Apenas uma ação de emergência

Proibir a AfD por conta própria, defendem partes da cena antifa, que não querem depender do Estado na luta contra os nazis. O compromisso é louvável, mas superestima a própria força. Quem mais poderia fazer isso além do Estado?

E se os governantes não quiserem? É bem possível. No entanto, quem não lhes impõe exigências facilita-lhes a vida. Pelo menos, começam a surgir fissuras. Não são poucos, mesmo entre conservadores convictos, os que percebem que a democracia liberal precisa se defender agora, se não quiser renunciar a si própria. Então, o que nos resta senão tentar exercer a máxima pressão social?

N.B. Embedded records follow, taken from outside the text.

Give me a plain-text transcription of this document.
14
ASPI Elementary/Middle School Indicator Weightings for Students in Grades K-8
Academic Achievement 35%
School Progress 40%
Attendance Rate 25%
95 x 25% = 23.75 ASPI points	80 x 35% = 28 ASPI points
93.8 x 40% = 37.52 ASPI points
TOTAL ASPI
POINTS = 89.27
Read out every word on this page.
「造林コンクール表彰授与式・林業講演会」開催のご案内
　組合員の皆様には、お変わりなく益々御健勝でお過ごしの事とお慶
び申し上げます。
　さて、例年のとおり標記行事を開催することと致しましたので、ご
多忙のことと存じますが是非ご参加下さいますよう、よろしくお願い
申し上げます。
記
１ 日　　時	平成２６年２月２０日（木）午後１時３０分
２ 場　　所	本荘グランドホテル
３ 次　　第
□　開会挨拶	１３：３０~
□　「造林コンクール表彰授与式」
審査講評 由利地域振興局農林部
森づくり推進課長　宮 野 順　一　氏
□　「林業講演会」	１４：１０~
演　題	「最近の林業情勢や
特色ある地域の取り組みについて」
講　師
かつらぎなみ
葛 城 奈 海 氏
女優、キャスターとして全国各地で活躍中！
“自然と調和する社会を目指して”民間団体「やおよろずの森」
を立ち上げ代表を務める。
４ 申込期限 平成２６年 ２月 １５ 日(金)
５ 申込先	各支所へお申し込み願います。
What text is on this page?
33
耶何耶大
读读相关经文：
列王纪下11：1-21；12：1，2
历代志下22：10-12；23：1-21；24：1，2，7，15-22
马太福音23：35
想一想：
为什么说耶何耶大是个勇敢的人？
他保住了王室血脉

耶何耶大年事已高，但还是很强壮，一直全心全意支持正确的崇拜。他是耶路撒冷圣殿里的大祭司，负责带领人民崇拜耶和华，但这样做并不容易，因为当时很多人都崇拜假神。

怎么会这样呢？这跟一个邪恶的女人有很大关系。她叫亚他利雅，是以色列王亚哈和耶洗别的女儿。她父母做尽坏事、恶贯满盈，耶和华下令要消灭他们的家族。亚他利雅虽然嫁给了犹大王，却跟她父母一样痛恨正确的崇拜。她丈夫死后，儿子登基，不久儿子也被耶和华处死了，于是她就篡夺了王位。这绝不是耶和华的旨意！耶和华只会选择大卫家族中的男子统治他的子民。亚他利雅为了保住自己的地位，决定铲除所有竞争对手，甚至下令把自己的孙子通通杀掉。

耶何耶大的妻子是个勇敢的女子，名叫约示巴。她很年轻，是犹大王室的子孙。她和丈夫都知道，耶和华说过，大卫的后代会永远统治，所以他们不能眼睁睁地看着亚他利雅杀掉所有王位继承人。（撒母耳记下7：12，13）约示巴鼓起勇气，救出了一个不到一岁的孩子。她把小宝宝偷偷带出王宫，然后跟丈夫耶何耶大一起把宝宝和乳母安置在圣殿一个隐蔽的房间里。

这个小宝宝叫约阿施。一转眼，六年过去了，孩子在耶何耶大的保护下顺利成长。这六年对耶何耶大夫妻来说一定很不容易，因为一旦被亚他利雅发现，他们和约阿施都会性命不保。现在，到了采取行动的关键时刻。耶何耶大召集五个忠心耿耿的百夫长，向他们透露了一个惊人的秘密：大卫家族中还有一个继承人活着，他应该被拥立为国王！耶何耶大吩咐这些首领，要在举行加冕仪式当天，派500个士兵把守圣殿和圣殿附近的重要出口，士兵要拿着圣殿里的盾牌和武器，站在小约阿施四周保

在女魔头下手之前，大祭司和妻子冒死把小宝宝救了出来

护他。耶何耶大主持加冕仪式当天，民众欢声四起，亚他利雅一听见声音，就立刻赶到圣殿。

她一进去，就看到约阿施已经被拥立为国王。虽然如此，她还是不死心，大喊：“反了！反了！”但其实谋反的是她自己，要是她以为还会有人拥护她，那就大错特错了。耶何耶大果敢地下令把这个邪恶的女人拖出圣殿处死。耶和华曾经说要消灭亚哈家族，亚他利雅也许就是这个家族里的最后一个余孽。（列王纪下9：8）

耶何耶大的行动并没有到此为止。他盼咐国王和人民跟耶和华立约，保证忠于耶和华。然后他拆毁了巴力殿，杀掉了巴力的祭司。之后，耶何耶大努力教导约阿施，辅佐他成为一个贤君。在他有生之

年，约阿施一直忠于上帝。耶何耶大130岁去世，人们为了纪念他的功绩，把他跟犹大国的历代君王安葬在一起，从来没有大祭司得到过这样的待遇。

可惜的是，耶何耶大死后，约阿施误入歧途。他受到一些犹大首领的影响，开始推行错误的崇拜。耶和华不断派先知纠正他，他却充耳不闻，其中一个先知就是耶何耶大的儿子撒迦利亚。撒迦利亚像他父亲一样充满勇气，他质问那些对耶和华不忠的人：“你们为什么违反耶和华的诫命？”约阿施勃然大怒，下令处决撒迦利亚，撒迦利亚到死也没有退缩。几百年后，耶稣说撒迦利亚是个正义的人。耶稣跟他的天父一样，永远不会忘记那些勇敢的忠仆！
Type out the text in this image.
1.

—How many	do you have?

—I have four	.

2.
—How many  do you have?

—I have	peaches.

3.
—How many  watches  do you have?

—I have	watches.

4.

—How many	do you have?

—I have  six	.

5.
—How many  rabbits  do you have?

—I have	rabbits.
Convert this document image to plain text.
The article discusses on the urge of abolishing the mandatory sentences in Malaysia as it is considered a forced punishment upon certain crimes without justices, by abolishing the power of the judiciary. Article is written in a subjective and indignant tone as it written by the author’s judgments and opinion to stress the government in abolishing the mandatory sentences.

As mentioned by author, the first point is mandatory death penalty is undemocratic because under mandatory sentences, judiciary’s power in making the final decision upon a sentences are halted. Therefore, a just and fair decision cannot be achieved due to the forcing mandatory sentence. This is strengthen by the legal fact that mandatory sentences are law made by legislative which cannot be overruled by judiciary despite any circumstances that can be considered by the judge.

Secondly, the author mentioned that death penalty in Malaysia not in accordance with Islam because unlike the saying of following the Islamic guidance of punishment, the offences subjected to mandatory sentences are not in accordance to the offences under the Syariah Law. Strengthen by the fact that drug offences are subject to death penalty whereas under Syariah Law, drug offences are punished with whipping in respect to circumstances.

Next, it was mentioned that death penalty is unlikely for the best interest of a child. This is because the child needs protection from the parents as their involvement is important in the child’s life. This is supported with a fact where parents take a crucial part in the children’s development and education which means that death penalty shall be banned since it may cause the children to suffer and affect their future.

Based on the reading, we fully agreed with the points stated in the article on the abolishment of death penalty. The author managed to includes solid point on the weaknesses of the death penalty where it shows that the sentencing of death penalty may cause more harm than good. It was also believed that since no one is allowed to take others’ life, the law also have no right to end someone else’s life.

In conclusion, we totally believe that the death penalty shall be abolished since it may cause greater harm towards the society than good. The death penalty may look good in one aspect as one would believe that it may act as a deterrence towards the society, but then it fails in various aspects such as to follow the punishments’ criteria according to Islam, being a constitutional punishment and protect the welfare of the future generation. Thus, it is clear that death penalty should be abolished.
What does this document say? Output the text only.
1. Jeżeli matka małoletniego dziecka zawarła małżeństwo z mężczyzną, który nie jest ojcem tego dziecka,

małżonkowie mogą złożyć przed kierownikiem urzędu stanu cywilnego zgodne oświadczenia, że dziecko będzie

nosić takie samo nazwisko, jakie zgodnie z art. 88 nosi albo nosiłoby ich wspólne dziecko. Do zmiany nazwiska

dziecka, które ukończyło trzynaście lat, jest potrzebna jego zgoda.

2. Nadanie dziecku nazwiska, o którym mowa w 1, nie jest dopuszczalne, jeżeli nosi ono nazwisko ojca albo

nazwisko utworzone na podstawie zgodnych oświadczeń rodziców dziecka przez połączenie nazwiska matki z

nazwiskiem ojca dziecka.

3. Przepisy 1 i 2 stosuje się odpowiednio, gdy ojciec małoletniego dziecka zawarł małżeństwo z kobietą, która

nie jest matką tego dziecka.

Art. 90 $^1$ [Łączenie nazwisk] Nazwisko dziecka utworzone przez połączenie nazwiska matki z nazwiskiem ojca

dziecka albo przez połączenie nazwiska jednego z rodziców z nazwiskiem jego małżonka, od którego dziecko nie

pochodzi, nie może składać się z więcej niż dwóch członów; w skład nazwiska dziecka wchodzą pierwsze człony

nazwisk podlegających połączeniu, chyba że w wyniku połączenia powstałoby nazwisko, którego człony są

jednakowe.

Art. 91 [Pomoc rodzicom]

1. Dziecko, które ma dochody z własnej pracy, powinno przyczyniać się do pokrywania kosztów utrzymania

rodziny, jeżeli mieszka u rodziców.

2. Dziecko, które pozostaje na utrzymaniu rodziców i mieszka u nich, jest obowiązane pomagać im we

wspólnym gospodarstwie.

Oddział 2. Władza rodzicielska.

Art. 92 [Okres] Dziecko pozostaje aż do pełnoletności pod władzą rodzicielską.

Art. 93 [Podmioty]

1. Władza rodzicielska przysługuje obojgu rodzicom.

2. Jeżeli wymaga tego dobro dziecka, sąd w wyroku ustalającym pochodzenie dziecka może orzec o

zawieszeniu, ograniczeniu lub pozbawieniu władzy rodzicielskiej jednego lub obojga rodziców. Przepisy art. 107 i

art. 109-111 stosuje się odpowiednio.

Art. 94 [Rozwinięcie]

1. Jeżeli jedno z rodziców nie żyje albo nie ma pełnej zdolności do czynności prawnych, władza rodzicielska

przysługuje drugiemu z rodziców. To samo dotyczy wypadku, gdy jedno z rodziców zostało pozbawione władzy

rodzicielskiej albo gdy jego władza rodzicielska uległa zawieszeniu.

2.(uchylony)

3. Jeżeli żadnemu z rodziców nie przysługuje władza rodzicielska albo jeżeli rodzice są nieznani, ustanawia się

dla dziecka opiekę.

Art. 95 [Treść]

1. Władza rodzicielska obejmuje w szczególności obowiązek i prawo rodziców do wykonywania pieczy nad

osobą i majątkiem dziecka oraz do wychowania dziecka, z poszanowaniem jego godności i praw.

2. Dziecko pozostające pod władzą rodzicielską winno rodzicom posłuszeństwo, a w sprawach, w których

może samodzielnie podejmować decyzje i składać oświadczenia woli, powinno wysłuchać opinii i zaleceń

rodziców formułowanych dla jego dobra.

Uma proibição não passa de uma ação de emergência. Mas também não é menos do que isso. Novas estruturas de direita se formarão, mas precisarão de tempo para se recuperar do revés. Por outro lado, os movimentos emancipatórios ganhariam um tempo urgentemente necessário. A relação já pode ser sentida hoje: quanto mais livremente a AfD pode agir, mais as coisas ficam difíceis para os projetos emancipatórios, e a sociedade civil fica cada vez mais sob pressão.

O tempo entre um pedido de proibição e uma decisão judicial – provavelmente vários anos – seria um período de intensos conflitos sociais. O caso é que esses conflitos já estão por vir, mesmo sem o pedido de proibição. É claro que a AfD utilizaria todos os meios de propaganda para se vitimizar. Isso faz parte do seu modus operandi. E, naturalmente, a mobilização antifascista também teria que ganhar força. Um movimento social amplo, plural, criativo e duradouro contra a direita e pela proibição da AfD deve acompanhar todo o processo. Já agora, o dano seria grande se o pedido de proibição fosse novamente arquivado. A extrema direita de todos os matizes sairia vitoriosa. É claro que isso ocorreria ainda mais se a decisão fosse a seu favor. Mas não exigir a proibição por isso, nem ao menos tentar, seria suicídio por medo da morte. Além disso, quanto maior a pressão social, maiores as chances de proibição. Mesmo os juízes não estão livres de influências externas.

O problema é a “nossa economia”

O pior de todos os argumentos é que a migração fortalece a AfD. Não se trata disso. Quem a fortalece é a reação à migração: a reação egoísta, misantrópica e racista em massa. É só por isso que a AfD consegue, há anos, mantém todos os demais partidos sob pressão. Esse egoísmo não cai do céu. Ele é parte integrante da “nossa economia”. Quem se impõe no mercado? Eu ou você? Nós ou eles? Do pessoal ao global: concorrência em vez de cooperação.

O que interessa a esta economia é o acesso mundial às matérias-primas, que não interessam à grande maioria das pessoas no mundo. Ninguém defende a lógica brutal deste sistema econômico de forma mais direta do que a AfD. Qualquer um que pense que “nossa economia” e seus princípios são a melhor coisa do mundo só pode se envergonhar ao anunciar que quer lutar politicamente contra a AfD e voltar a reduzi-la ao nada. É o que vemos há anos.

A desintegração do Estado, o domínio de gangues, as guerras, o terror, a fome, a miséria, a falta de perspectivas e a migração em grande parte do mundo também têm a ver com a lógica agressiva dessa economia. Com base nela, nenhum dos grandes desafios pode ser resolvido. As crises só podem se agravar. A proibição da AfD, naturalmente, não é uma solução real. O que realmente ajudaria seria a transição para um tipo de utilização dos recursos compatível com o ser humano e a natureza, cujo princípio básico é a cooperação em vez da concorrência. É ótimo que cada vez mais pessoas não considerem atraente uma economia que exige delas “mais entusiasmo pelo trabalho” e promete uma mini-aposentadoria aos 75 anos. A luta contra a direita deve se aliar ao desejo crescente por uma vida melhor. Quanto maior for essa aliança, maiores serão as chances de sucesso.